Poco tiempo después de su llegada a Roma murió el Papa. Y con la elección del sucesor se inicia el cisma que tantas desgarraduras y tanto dolor habría de producir en la Iglesia. Santa Catalina hablará y escribirá a Cardenales y reyes, a príncipes y Obispos... Todo inútil. Exhausta y llena de una inmensa pena, se ofrece a Dios como víctima por la Iglesia. Un día del mes de enero, rezando ante la tumba de San Pedro, sintió sobre sus hombros el peso inmenso de la Iglesia, como ha ocurrido en ocasiones a otros santos. Pero el tormento duró pocos meses: el 29 de abril, hacia el mediodía, Dios la llamaba a su gloria. Desde el lecho de muerte, dirigió al Señor esta conmovedora plegaria: «¡Oh Dios eterno!, recibe el sacrificio de mi vida en beneficio de este Cuerpo Místico de la Santa Iglesia. No tengo otra cosa que dar, sino lo que me has dado a mí. Unos días antes había comunicado a su confesor: «Os aseguro que, si muero, la única causa de mi muerte es el celo y el amor a la Iglesia, que me abrasa y me consume...». Pidamos nosotros hoy a Santa Catalina ese amor ardiente por nuestra Madre la Iglesia, que es característica de quienes están cerca de Cristo.

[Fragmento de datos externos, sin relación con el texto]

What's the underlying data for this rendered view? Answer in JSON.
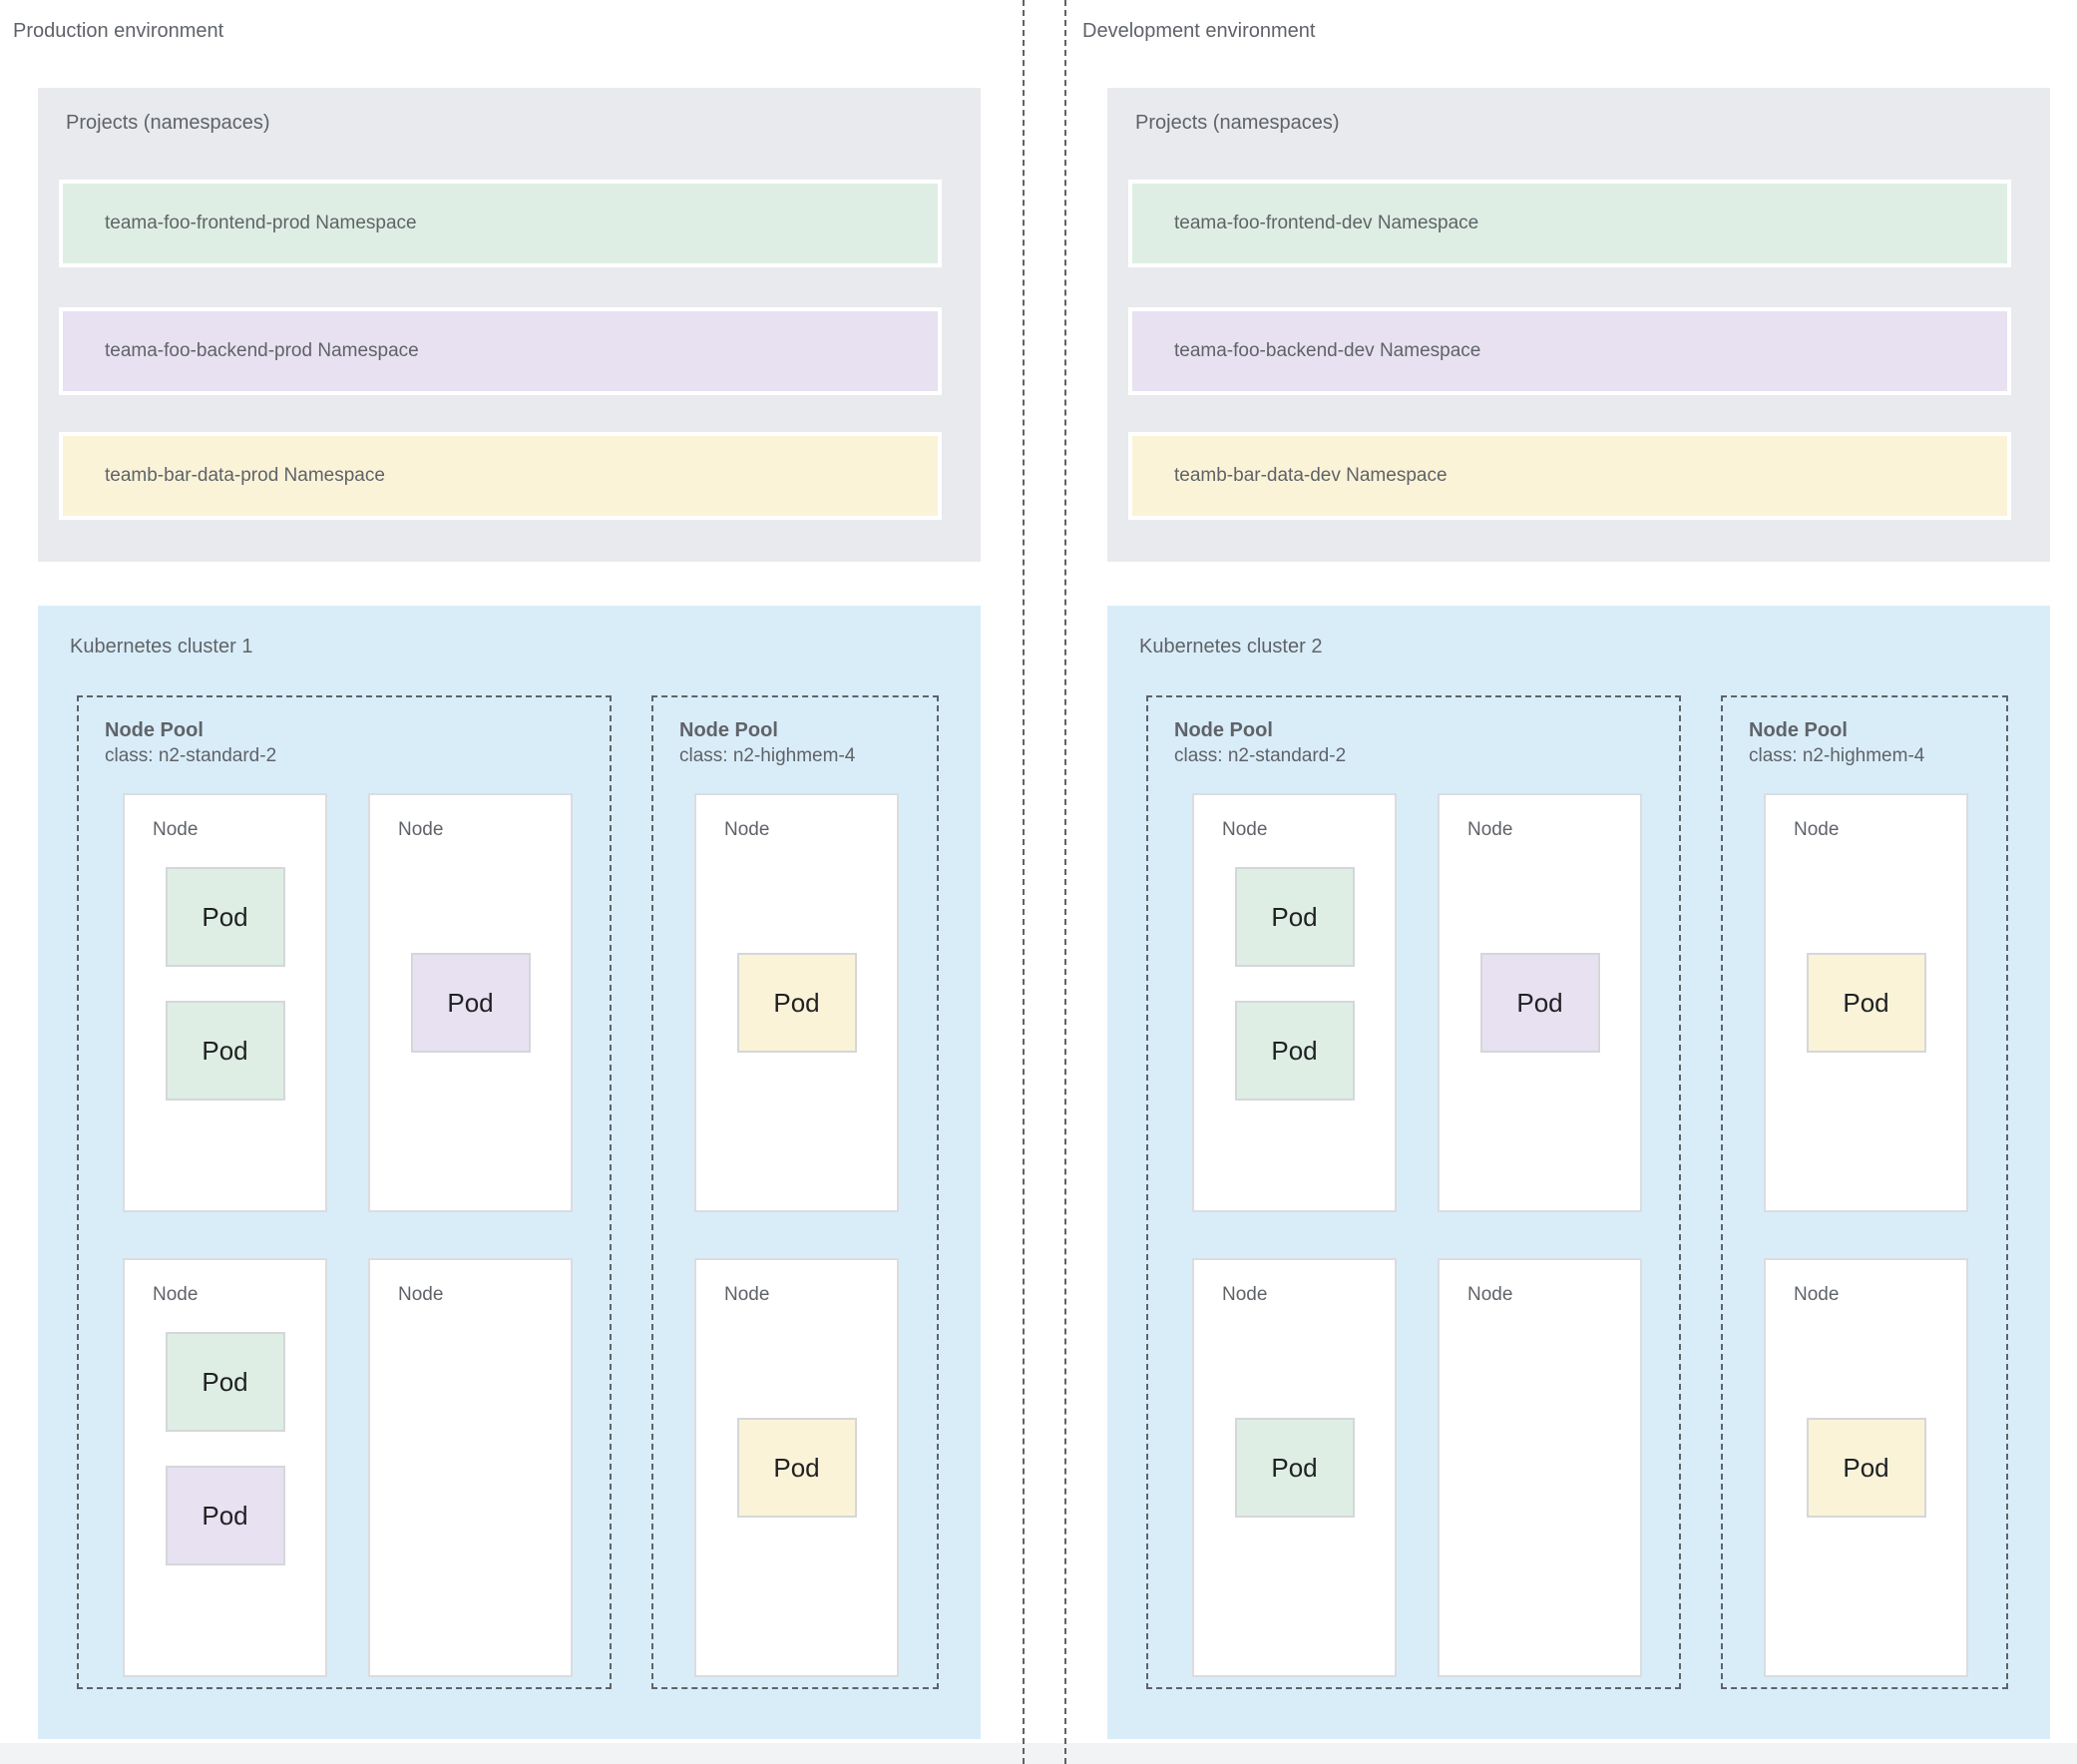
{
  "colors": {
    "frontend_green": "#deeee4",
    "backend_purple": "#e8e1f1",
    "data_yellow": "#fbf3d8",
    "cluster_blue": "#d9edf9",
    "projects_gray": "#e8eaed",
    "node_white": "#ffffff",
    "divider_gray": "#5f6368",
    "bottom_strip": "#f1f3f4"
  },
  "environments": [
    {
      "label": "Production environment",
      "projects": {
        "title": "Projects (namespaces)",
        "namespaces": [
          {
            "label": "teama-foo-frontend-prod Namespace",
            "color": "#deeee4"
          },
          {
            "label": "teama-foo-backend-prod Namespace",
            "color": "#e8e1f1"
          },
          {
            "label": "teamb-bar-data-prod Namespace",
            "color": "#fbf3d8"
          }
        ]
      },
      "cluster": {
        "label": "Kubernetes cluster 1",
        "pools": [
          {
            "title": "Node Pool",
            "class_label": "class: n2-standard-2",
            "nodes": [
              {
                "label": "Node",
                "layout": "stack",
                "pods": [
                  {
                    "label": "Pod",
                    "color": "#deeee4"
                  },
                  {
                    "label": "Pod",
                    "color": "#deeee4"
                  }
                ]
              },
              {
                "label": "Node",
                "layout": "center",
                "pods": [
                  {
                    "label": "Pod",
                    "color": "#e8e1f1"
                  }
                ]
              },
              {
                "label": "Node",
                "layout": "stack",
                "pods": [
                  {
                    "label": "Pod",
                    "color": "#deeee4"
                  },
                  {
                    "label": "Pod",
                    "color": "#e8e1f1"
                  }
                ]
              },
              {
                "label": "Node",
                "layout": "center",
                "pods": []
              }
            ]
          },
          {
            "title": "Node Pool",
            "class_label": "class: n2-highmem-4",
            "nodes": [
              {
                "label": "Node",
                "layout": "center",
                "pods": [
                  {
                    "label": "Pod",
                    "color": "#fbf3d8"
                  }
                ]
              },
              {
                "label": "Node",
                "layout": "center",
                "pods": [
                  {
                    "label": "Pod",
                    "color": "#fbf3d8"
                  }
                ]
              }
            ]
          }
        ]
      }
    },
    {
      "label": "Development environment",
      "projects": {
        "title": "Projects (namespaces)",
        "namespaces": [
          {
            "label": "teama-foo-frontend-dev Namespace",
            "color": "#deeee4"
          },
          {
            "label": "teama-foo-backend-dev Namespace",
            "color": "#e8e1f1"
          },
          {
            "label": "teamb-bar-data-dev Namespace",
            "color": "#fbf3d8"
          }
        ]
      },
      "cluster": {
        "label": "Kubernetes cluster 2",
        "pools": [
          {
            "title": "Node Pool",
            "class_label": "class: n2-standard-2",
            "nodes": [
              {
                "label": "Node",
                "layout": "stack",
                "pods": [
                  {
                    "label": "Pod",
                    "color": "#deeee4"
                  },
                  {
                    "label": "Pod",
                    "color": "#deeee4"
                  }
                ]
              },
              {
                "label": "Node",
                "layout": "center",
                "pods": [
                  {
                    "label": "Pod",
                    "color": "#e8e1f1"
                  }
                ]
              },
              {
                "label": "Node",
                "layout": "center",
                "pods": [
                  {
                    "label": "Pod",
                    "color": "#deeee4"
                  }
                ]
              },
              {
                "label": "Node",
                "layout": "center",
                "pods": []
              }
            ]
          },
          {
            "title": "Node Pool",
            "class_label": "class: n2-highmem-4",
            "nodes": [
              {
                "label": "Node",
                "layout": "center",
                "pods": [
                  {
                    "label": "Pod",
                    "color": "#fbf3d8"
                  }
                ]
              },
              {
                "label": "Node",
                "layout": "center",
                "pods": [
                  {
                    "label": "Pod",
                    "color": "#fbf3d8"
                  }
                ]
              }
            ]
          }
        ]
      }
    }
  ]
}
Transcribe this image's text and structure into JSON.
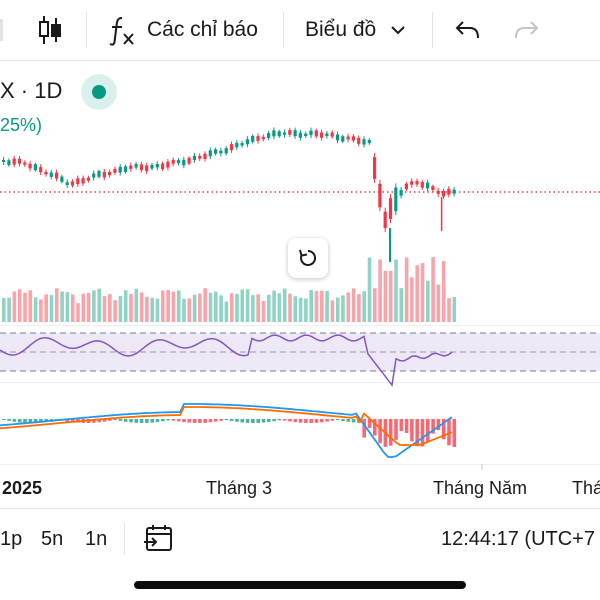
{
  "toolbar": {
    "indicators_label": "Các chỉ báo",
    "chart_type_label": "Biểu đồ"
  },
  "legend": {
    "symbol_label": "X · 1D",
    "change_pct": "25%)"
  },
  "x_axis": {
    "labels": [
      "2025",
      "Tháng 3",
      "Tháng Năm",
      "Thá"
    ]
  },
  "bottom_bar": {
    "ranges": [
      "1p",
      "5n",
      "1n"
    ],
    "clock": "12:44:17 (UTC+7"
  },
  "colors": {
    "up": "#089981",
    "down": "#f23645",
    "volume_up": "#8fd3c5",
    "volume_down": "#f7a4aa",
    "rsi_line": "#7e57c2",
    "macd_line": "#2196f3",
    "signal_line": "#ff6d00",
    "price_line": "#f23645"
  },
  "icons": {
    "candles": "candlestick-icon",
    "fx": "fx-icon",
    "chevron": "chevron-down-icon",
    "undo": "undo-icon",
    "redo": "redo-icon",
    "reset": "reset-icon",
    "calendar": "calendar-range-icon"
  }
}
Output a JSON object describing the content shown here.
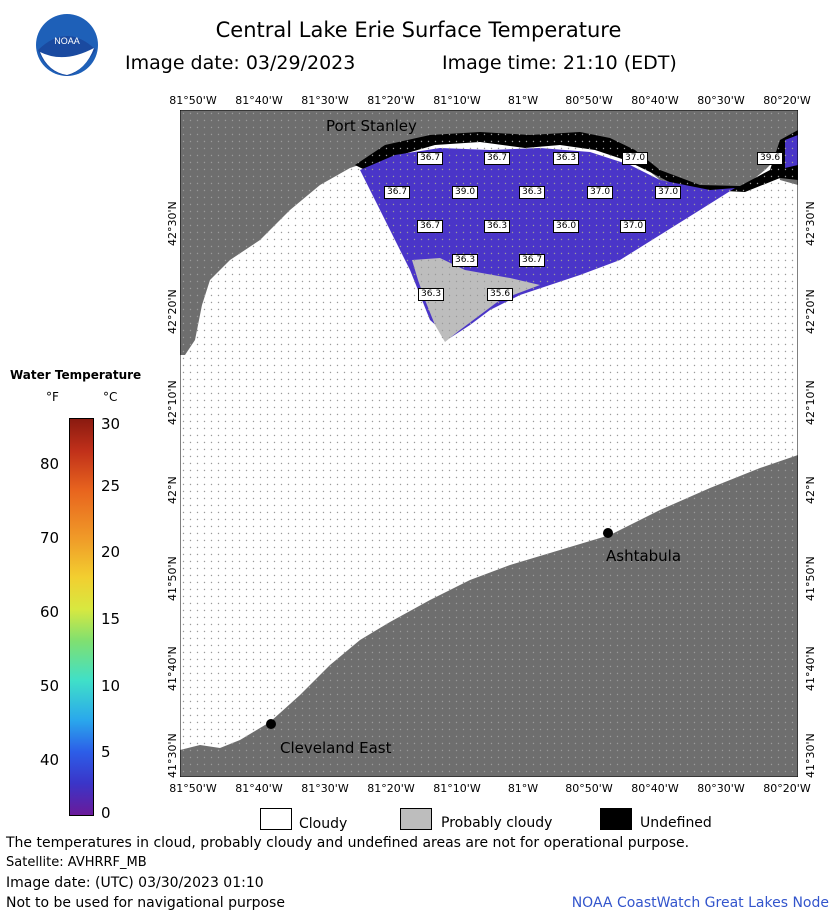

Nuestros días son también de prueba y de dolor para el Cuerpo Místico de Cristo, por eso «hemos de pedir al Señor, con un clamor que no cese (cfr. Is 58, l), que los acorte, que mire con misericordia a su Iglesia y conceda nuevamente la luz sobrenatural a las almas de los pastores y a las de todos los fieles. Ofrezcamos nuestra vida diaria, con sus mil pequeñas incidencias, por el Cuerpo Místico de Cristo. El Señor nos bendecirá y Santa María –Mater Ecclesiae– derramará su gracia sobre nosotros con particular generosidad.